Once the evacuation buses began running, a range of residents found it useful.
Johnnica Palmore waited in a hall of the convention center on Sunday morning with her two children, ages 11 and 2, to board a bus bound for a shelter that has electricity. She had spent the first few days after the storm at the nursing home, where she works as a nursing assistant. But when she finally returned to her family’s home after the facility’s generator stopped working, she found that the roof of her daughter’s room had caved in.
“Hopefully it’s safe where we’re going,” said Ms. Palmore, 36, who said she was apprehensive about getting on a bus to a shelter far away, even if it seemed to be her only option.
A city spokesman said the state does not tell the city which shelters residents will be taken to until they begin boarding a bus, meaning those fleeing must decide to leave without knowing their destination.
Another hall of the convention center was converted into a 250-bed medical shelter for people who faced health challenges without power, such as those requiring oxygen or insulin. There were 17 patients at the shelter by Sunday morning, and officials said 11 more were on the way. Some had come from their homes, and others were being transferred from hospitals that were already overwhelmed with Covid-19 patients.
On Sunday, Mr. Gentry, who had been rescued from his eighth-floor apartment, said he was feeling much better as he waited in line for lunch in Shreveport, where the bus had taken him. “I knew I had to get out of there,” he said of the days he spent stuck in his unit.

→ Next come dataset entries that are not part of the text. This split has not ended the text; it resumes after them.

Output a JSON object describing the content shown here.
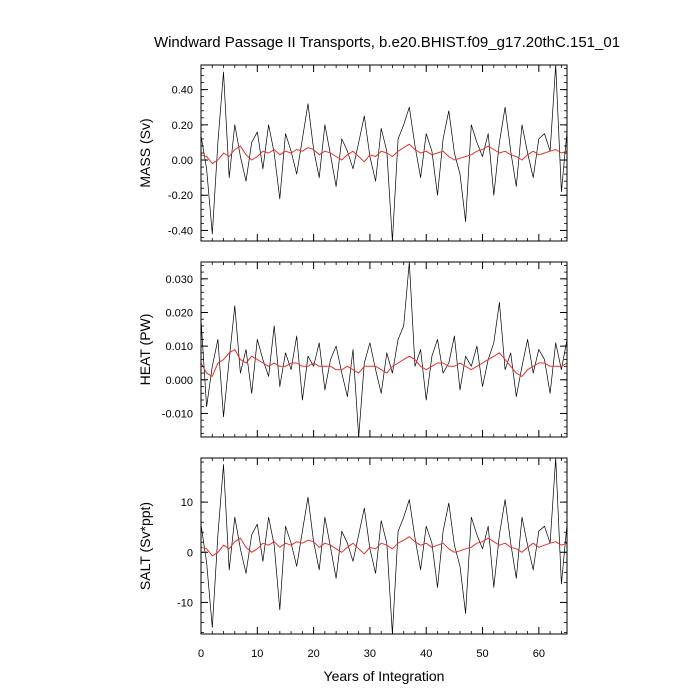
{
  "chart_data": {
    "type": "line",
    "title": "Windward Passage II Transports, b.e20.BHIST.f09_g17.20thC.151_01",
    "xlabel": "Years of Integration",
    "xlim": [
      0,
      65
    ],
    "xticks": [
      0,
      10,
      20,
      30,
      40,
      50,
      60
    ],
    "xtick_labels": [
      "0",
      "10",
      "20",
      "30",
      "40",
      "50",
      "60"
    ],
    "colors": {
      "raw": "#000000",
      "smooth": "#e8302a",
      "axes": "#000000"
    },
    "panels": [
      {
        "id": "mass",
        "ylabel": "MASS (Sv)",
        "ylim": [
          -0.46,
          0.54
        ],
        "yticks": [
          -0.4,
          -0.2,
          0.0,
          0.2,
          0.4
        ],
        "ytick_labels": [
          "-0.40",
          "-0.20",
          "0.00",
          "0.20",
          "0.40"
        ],
        "series": [
          {
            "role": "raw",
            "x": [
              0,
              1,
              2,
              3,
              4,
              5,
              6,
              7,
              8,
              9,
              10,
              11,
              12,
              13,
              14,
              15,
              16,
              17,
              18,
              19,
              20,
              21,
              22,
              23,
              24,
              25,
              26,
              27,
              28,
              29,
              30,
              31,
              32,
              33,
              34,
              35,
              36,
              37,
              38,
              39,
              40,
              41,
              42,
              43,
              44,
              45,
              46,
              47,
              48,
              49,
              50,
              51,
              52,
              53,
              54,
              55,
              56,
              57,
              58,
              59,
              60,
              61,
              62,
              63,
              64,
              65
            ],
            "y": [
              0.14,
              -0.05,
              -0.42,
              0.1,
              0.5,
              -0.1,
              0.2,
              0.02,
              -0.12,
              0.1,
              0.16,
              -0.05,
              0.2,
              0.04,
              -0.22,
              0.15,
              0.05,
              -0.08,
              0.12,
              0.32,
              0.06,
              -0.1,
              0.2,
              0.03,
              -0.15,
              0.12,
              0.05,
              -0.05,
              0.1,
              0.25,
              0.02,
              -0.12,
              0.18,
              0.05,
              -0.46,
              0.12,
              0.2,
              0.3,
              0.08,
              -0.1,
              0.15,
              0.05,
              -0.2,
              0.12,
              0.28,
              0.04,
              -0.08,
              -0.35,
              0.2,
              0.1,
              0.02,
              0.15,
              -0.2,
              0.1,
              0.3,
              0.05,
              -0.15,
              0.2,
              0.04,
              -0.1,
              0.12,
              0.15,
              0.05,
              0.54,
              -0.18,
              0.16
            ]
          },
          {
            "role": "smooth",
            "x": [
              0,
              1,
              2,
              3,
              4,
              5,
              6,
              7,
              8,
              9,
              10,
              11,
              12,
              13,
              14,
              15,
              16,
              17,
              18,
              19,
              20,
              21,
              22,
              23,
              24,
              25,
              26,
              27,
              28,
              29,
              30,
              31,
              32,
              33,
              34,
              35,
              36,
              37,
              38,
              39,
              40,
              41,
              42,
              43,
              44,
              45,
              46,
              47,
              48,
              49,
              50,
              51,
              52,
              53,
              54,
              55,
              56,
              57,
              58,
              59,
              60,
              61,
              62,
              63,
              64,
              65
            ],
            "y": [
              0.03,
              0.02,
              -0.02,
              0.0,
              0.04,
              0.02,
              0.06,
              0.08,
              0.03,
              0.0,
              0.02,
              0.05,
              0.04,
              0.06,
              0.03,
              0.05,
              0.04,
              0.06,
              0.05,
              0.07,
              0.06,
              0.03,
              0.05,
              0.04,
              0.02,
              0.0,
              0.03,
              0.05,
              0.02,
              -0.01,
              0.03,
              0.02,
              0.05,
              0.04,
              0.02,
              0.05,
              0.07,
              0.09,
              0.06,
              0.04,
              0.05,
              0.03,
              0.04,
              0.05,
              0.02,
              0.0,
              0.01,
              0.02,
              0.03,
              0.05,
              0.06,
              0.08,
              0.06,
              0.04,
              0.05,
              0.03,
              0.02,
              0.0,
              0.03,
              0.05,
              0.03,
              0.04,
              0.05,
              0.06,
              0.04,
              0.05
            ]
          }
        ]
      },
      {
        "id": "heat",
        "ylabel": "HEAT (PW)",
        "ylim": [
          -0.017,
          0.035
        ],
        "yticks": [
          -0.01,
          0.0,
          0.01,
          0.02,
          0.03
        ],
        "ytick_labels": [
          "-0.010",
          "0.000",
          "0.010",
          "0.020",
          "0.030"
        ],
        "series": [
          {
            "role": "raw",
            "x": [
              0,
              1,
              2,
              3,
              4,
              5,
              6,
              7,
              8,
              9,
              10,
              11,
              12,
              13,
              14,
              15,
              16,
              17,
              18,
              19,
              20,
              21,
              22,
              23,
              24,
              25,
              26,
              27,
              28,
              29,
              30,
              31,
              32,
              33,
              34,
              35,
              36,
              37,
              38,
              39,
              40,
              41,
              42,
              43,
              44,
              45,
              46,
              47,
              48,
              49,
              50,
              51,
              52,
              53,
              54,
              55,
              56,
              57,
              58,
              59,
              60,
              61,
              62,
              63,
              64,
              65
            ],
            "y": [
              0.018,
              -0.008,
              0.004,
              0.012,
              -0.011,
              0.006,
              0.022,
              0.002,
              0.009,
              -0.004,
              0.012,
              0.006,
              0.001,
              0.016,
              -0.002,
              0.008,
              0.003,
              0.013,
              -0.006,
              0.007,
              0.004,
              0.011,
              -0.003,
              0.006,
              0.01,
              0.002,
              -0.005,
              0.009,
              -0.017,
              0.005,
              0.011,
              0.003,
              -0.004,
              0.008,
              0.002,
              0.012,
              0.016,
              0.035,
              0.004,
              0.009,
              -0.006,
              0.007,
              0.012,
              0.002,
              0.005,
              0.013,
              -0.003,
              0.007,
              0.004,
              0.01,
              -0.002,
              0.006,
              0.011,
              0.023,
              0.003,
              0.008,
              -0.005,
              0.004,
              0.012,
              0.002,
              0.009,
              0.006,
              -0.004,
              0.011,
              0.003,
              0.012
            ]
          },
          {
            "role": "smooth",
            "x": [
              0,
              1,
              2,
              3,
              4,
              5,
              6,
              7,
              8,
              9,
              10,
              11,
              12,
              13,
              14,
              15,
              16,
              17,
              18,
              19,
              20,
              21,
              22,
              23,
              24,
              25,
              26,
              27,
              28,
              29,
              30,
              31,
              32,
              33,
              34,
              35,
              36,
              37,
              38,
              39,
              40,
              41,
              42,
              43,
              44,
              45,
              46,
              47,
              48,
              49,
              50,
              51,
              52,
              53,
              54,
              55,
              56,
              57,
              58,
              59,
              60,
              61,
              62,
              63,
              64,
              65
            ],
            "y": [
              0.005,
              0.002,
              0.001,
              0.005,
              0.006,
              0.008,
              0.009,
              0.006,
              0.005,
              0.007,
              0.006,
              0.005,
              0.004,
              0.005,
              0.004,
              0.004,
              0.005,
              0.005,
              0.004,
              0.004,
              0.005,
              0.004,
              0.004,
              0.004,
              0.003,
              0.003,
              0.004,
              0.003,
              0.002,
              0.004,
              0.004,
              0.004,
              0.003,
              0.002,
              0.004,
              0.005,
              0.006,
              0.007,
              0.006,
              0.004,
              0.003,
              0.004,
              0.005,
              0.005,
              0.004,
              0.004,
              0.005,
              0.004,
              0.003,
              0.004,
              0.005,
              0.006,
              0.007,
              0.008,
              0.006,
              0.004,
              0.002,
              0.001,
              0.003,
              0.004,
              0.005,
              0.005,
              0.004,
              0.004,
              0.004,
              0.005
            ]
          }
        ]
      },
      {
        "id": "salt",
        "ylabel": "SALT (Sv*ppt)",
        "ylim": [
          -16.3,
          18.8
        ],
        "yticks": [
          -10,
          0,
          10
        ],
        "ytick_labels": [
          "-10",
          "0",
          "10"
        ],
        "series": [
          {
            "role": "raw",
            "x": [
              0,
              1,
              2,
              3,
              4,
              5,
              6,
              7,
              8,
              9,
              10,
              11,
              12,
              13,
              14,
              15,
              16,
              17,
              18,
              19,
              20,
              21,
              22,
              23,
              24,
              25,
              26,
              27,
              28,
              29,
              30,
              31,
              32,
              33,
              34,
              35,
              36,
              37,
              38,
              39,
              40,
              41,
              42,
              43,
              44,
              45,
              46,
              47,
              48,
              49,
              50,
              51,
              52,
              53,
              54,
              55,
              56,
              57,
              58,
              59,
              60,
              61,
              62,
              63,
              64,
              65
            ],
            "y": [
              5.5,
              -2,
              -15,
              3.5,
              17.5,
              -3.5,
              7,
              0.7,
              -4.2,
              3.5,
              5.6,
              -1.8,
              7,
              1.4,
              -11.5,
              5.2,
              1.8,
              -2.8,
              4.2,
              11,
              2.1,
              -3.5,
              7,
              1,
              -5.2,
              4.2,
              1.8,
              -1.8,
              3.5,
              8.8,
              0.7,
              -4.2,
              6.3,
              1.8,
              -16.3,
              4.2,
              7,
              10.5,
              2.8,
              -3.5,
              5.2,
              1.8,
              -7,
              4.2,
              9.8,
              1.4,
              -2.8,
              -12.2,
              7,
              3.5,
              0.7,
              5.2,
              -7,
              3.5,
              10.5,
              1.8,
              -5.2,
              7,
              1.4,
              -3.5,
              4.2,
              5.2,
              1.8,
              18.8,
              -6.3,
              5.6
            ]
          },
          {
            "role": "smooth",
            "x": [
              0,
              1,
              2,
              3,
              4,
              5,
              6,
              7,
              8,
              9,
              10,
              11,
              12,
              13,
              14,
              15,
              16,
              17,
              18,
              19,
              20,
              21,
              22,
              23,
              24,
              25,
              26,
              27,
              28,
              29,
              30,
              31,
              32,
              33,
              34,
              35,
              36,
              37,
              38,
              39,
              40,
              41,
              42,
              43,
              44,
              45,
              46,
              47,
              48,
              49,
              50,
              51,
              52,
              53,
              54,
              55,
              56,
              57,
              58,
              59,
              60,
              61,
              62,
              63,
              64,
              65
            ],
            "y": [
              1,
              0.7,
              -0.7,
              0,
              1.4,
              0.7,
              2.1,
              2.8,
              1,
              0,
              0.7,
              1.8,
              1.4,
              2.1,
              1,
              1.8,
              1.4,
              2.1,
              1.8,
              2.4,
              2.1,
              1,
              1.8,
              1.4,
              0.7,
              0,
              1,
              1.8,
              0.7,
              -0.3,
              1,
              0.7,
              1.8,
              1.4,
              0.7,
              1.8,
              2.4,
              3.1,
              2.1,
              1.4,
              1.8,
              1,
              1.4,
              1.8,
              0.7,
              0,
              0.3,
              0.7,
              1,
              1.8,
              2.1,
              2.8,
              2.1,
              1.4,
              1.8,
              1,
              0.7,
              0,
              1,
              1.8,
              1,
              1.4,
              1.8,
              2.1,
              1.4,
              1.8
            ]
          }
        ]
      }
    ]
  }
}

The deaths and the reports of poor conditions at the Catholic-run buildings surprised many in New Orleans, where Catholicism is both the dominant religion and embedded in the city’s culture. It is the framework for holidays like Mardi Gras and St. Joseph’s Day, a widely celebrated feast day in March.
Generations of low-income seniors have been cared for by the Catholic Church’s homes, and the number of those apartments grew to nearly 1,100 citywide after Hurricane Katrina displaced many residents in 2005.